English R1B

Reading and Composition: Memoir

Section Semester Instructor Time Location Course Areas
1 Spring 2019 Su, Amanda Jennifer
MWF 9-10 233 Dwinelle

Book List

Bechdel, Allison: Fun Home; Coetzee, J. M.: Foe; Diaz, Junot: This is How You Lose Her; Kingston, Maxine Hong: Woman Warrior; Rankine, Claudia: Citizen

Other Readings and Media

A course reader will be issued.


What constitutes the “I” of a first-person narrative? How does it alternately designate an individual, a collectivity, or even a historical consciousness? In this class, we’ll be considering the shapes that these questions take across a variety of forms, including the personal essay, the book-length treatise, the graphic novel, the “ethnographic novel,” the poetry collection, as well as the genre of film. Beginning with the wildly popular Modern Love column in The New York Times, we’ll examine the beguiling pull of the first-person narrative. From there we will branch into an investigation of how narrative interweaves with documentary photography or comic line-drawings in Claudia Rankine’s Citizen, Alison Bechdel’s Fun Home and the graphic-novel film Persepolis, respectively.

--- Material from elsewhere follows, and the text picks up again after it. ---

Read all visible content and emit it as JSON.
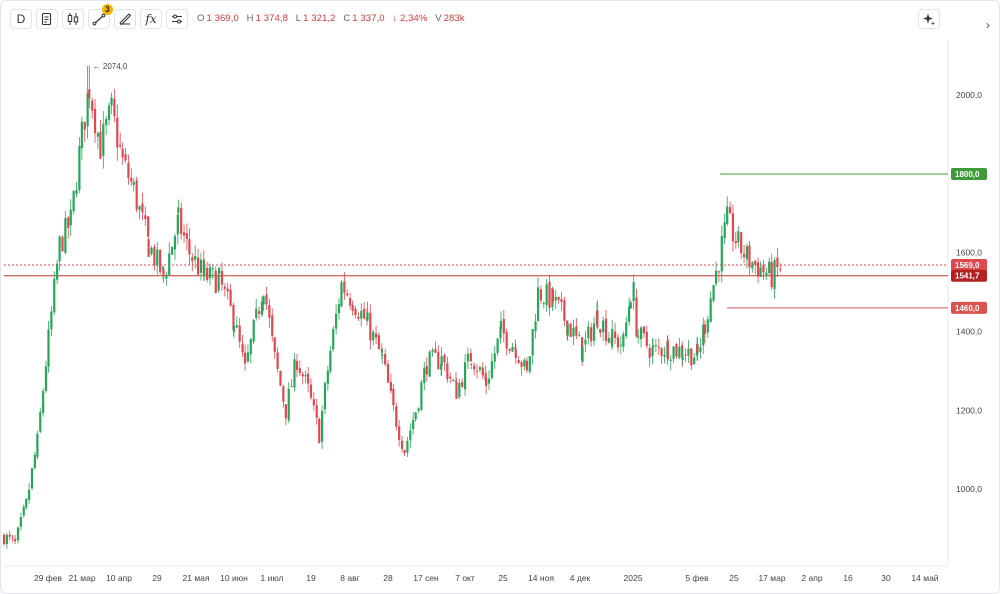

We will query the fine line between fiction and memoir by debating the controversies that have swirled around several prominent fiction writers: Junot Diaz, whose favored narrator, Yunior, bears close biographical similarities to the writer himself; Maxine Hong Kingston, whose first novel Woman Warrior sparked an impassioned debate about Orientalism and whether ethnic persons were ultimately doomed to ethnographic self-narration instead of aesthetic invention; J. M. Coetzee, who enigmatically accepted his Nobel Prize in Literature by giving a speech in the voice of a fictional character, Robinson Crusoe. How do these writers articulate a relationship to race and ethnicity, to themselves and to the world, via their negotiations of the first-person narrative? The course will culminate in a longer research paper where you’ll learn how to utilize secondary and critical sources in support of an original thesis.